ALEX BRUMMER: Get set for an interest rate shock – mortgage borrowers and those living on credit should prepare for the worst
The US Federal Reserve looks certain to lift interest rates again when its policy-setting committee meets on July 26 and 27. Until the release of the latest inflation data, the assumption was it would hike the key Fed funds rate by 0.75 of a percentage point from the current 1.5 per cent to 1.75 per cent range. But with consumer prices ‘red-hot’ and surging to 9.1 per cent year-on-year in June – the highest level in four decades – the speculation of a full-point rise is building.
If the Bank of Canada is any guide, then stamping down hard on excessive borrowing and consumption could be on the cards – it lifted rates by a full point to 2.5 per cent, the highest level since 1998.
It is taking a leaf out of the book of legendary Federal Reserve chairman Paul Volcker who didn’t believe in half-measures.
Credit crunch: Mortgage borrowers and those living on credit should prepare for the worst
The biggest contributor to US inflation is still energy, up 7.5 per cent on the month and 41.6 per cent year-on-year.
But producers and refiners are ramping up output so wholesale prices are now dropping dramatically. Unlike the other advanced economies the US is self-sufficient in energy and enjoys some immunity from global prices.
The latest inflation data had economists scrambling, with the odds on the US falling into recession this year. There is a view that a short sharp recession, if that can be engineered, could ensure higher prices are squeezed out of the system.
Monetarists argue that the Fed’s money printing in the pandemic means that a lengthier adjustment will be required.
The North American experience will be troubling for European Central Bank (ECB) president Christine Lagarde.
The ECB was last of the central banks to lower rates in the great financial crisis and is the laggard in raising them now.
It has a real policy dilemma. Europe is enormously exposed to the impact of the Ukraine war on energy supplies and is looking a slump in the face. It also is being embarrassed by the weakness of the euro, which completed its move to below parity with the dollar in latest trading.
ECB officials argue that they don’t target the euro. But the downward pressure on the single currency adds to the inflation threat, as fuels are priced in dollars.

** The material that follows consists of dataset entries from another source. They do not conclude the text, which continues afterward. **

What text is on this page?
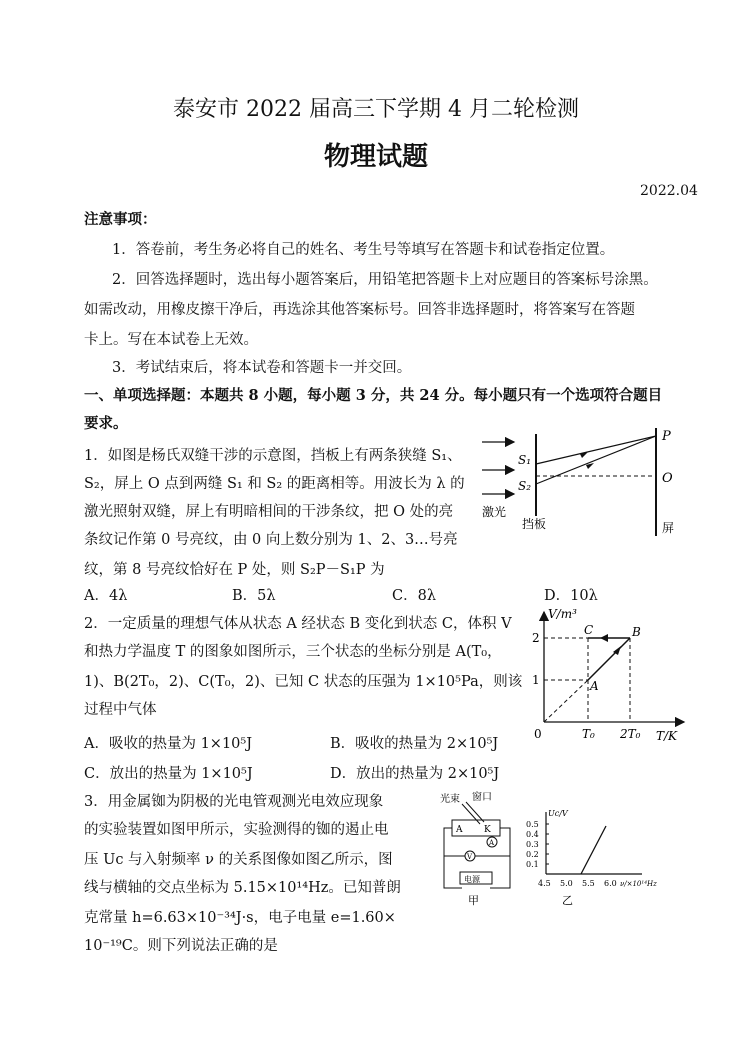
泰安市 2022 届高三下学期 4 月二轮检测
物理试题
2022.04
注意事项：
1．答卷前，考生务必将自己的姓名、考生号等填写在答题卡和试卷指定位置。
2．回答选择题时，选出每小题答案后，用铅笔把答题卡上对应题目的答案标号涂黑。
如需改动，用橡皮擦干净后，再选涂其他答案标号。回答非选择题时，将答案写在答题
卡上。写在本试卷上无效。
3．考试结束后，将本试卷和答题卡一并交回。
一、单项选择题：本题共 8 小题，每小题 3 分，共 24 分。每小题只有一个选项符合题目
要求。
1．如图是杨氏双缝干涉的示意图，挡板上有两条狭缝 S₁、
S₂，屏上 O 点到两缝 S₁ 和 S₂ 的距离相等。用波长为 λ 的
激光照射双缝，屏上有明暗相间的干涉条纹，把 O 处的亮
条纹记作第 0 号亮纹，由 0 向上数分别为 1、2、3…号亮
纹，第 8 号亮纹恰好在 P 处，则 S₂P－S₁P 为
A．4λ	B．5λ	C．8λ	D．10λ
P
O
S₁
S₂
激光
挡板	屏
2．一定质量的理想气体从状态 A 经状态 B 变化到状态 C，体积 V
和热力学温度 T 的图象如图所示，三个状态的坐标分别是 A(T₀，
1)、B(2T₀，2)、C(T₀，2)、已知 C 状态的压强为 1×10⁵Pa，则该
过程中气体
A．吸收的热量为 1×10⁵J	B．吸收的热量为 2×10⁵J
C．放出的热量为 1×10⁵J	D．放出的热量为 2×10⁵J
V/m³
T/K
2
1
0	T₀ 2T₀
A
B
C
3．用金属铷为阴极的光电管观测光电效应现象
的实验装置如图甲所示，实验测得的铷的遏止电
压 Uc 与入射频率 ν 的关系图像如图乙所示，图
线与横轴的交点坐标为 5.15×10¹⁴Hz。已知普朗
克常量 h=6.63×10⁻³⁴J·s，电子电量 e=1.60×
10⁻¹⁹C。则下列说法正确的是
光束 窗口
A K
A
V
电源
甲
Uc/V
0.5
0.4
0.3
0.2
0.1
4.5 5.0 5.5 6.0 ν/×10¹⁴Hz
乙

The euro has tumbled more than 11 per cent against the dollar so far this year. The rule of thumb is that a 1 per cent depreciation of the euro adds 0.1 per cent to prices over a year and 0.25 per cent over three years. The prospect of years of higher prices will cause huge anxiety in Germany, the home of sound money.
The Bank of England does have freedom to act and has opted for gradualism.
There have been hints from chief economist Huw Pill and others that more fortitude may be necessary. It has been given some licence by the firmer than expected growth and trade data for May showing the economy better able to resist punishment.
Mortgage borrowers and those living on credit should prepare for the worst.
The world of sport generally has managed to keep business regulators at arm’s-length.
Now the Competition & Markets Authority is starting to wave the yellow card. Its latest target are the broadcasters BT, ITV, Sky and IMG Media, the sports agency-turned-producer and franchise owner.
At stake is the allegation that the companies have fixed the production market by using the same flat rate to pay the freelance camera operators, sound engineers and technicians who bring pictures and voices to our screens.
This has kept costs low and has prevented a free market in these professional creative services from developing.
All of those fans faced with paying exorbitant prices for replica kit will be encouraged by the probes launched into JD Sports, Elite Sports and Rangers Football Club over alleged fixing of prices.
Similarly, JD Sports also faces a preliminary probe over Leicester City kit. With due respect to former JD Sports boss Peter Cowgill, one cannot but think that similar arrangements might exist between other retailers and sports franchises.
Major sport increasingly is falling under the spell of financial players. Barcelona has been bailed out by selling 10 per cent of its TV rights to private equity group Sixth Street for €207.5m (£175m) for the next 25 years.
How long before such privileged deals attract the attention of the highly effective European competition regulators? Get ready for a series of penalty shootouts.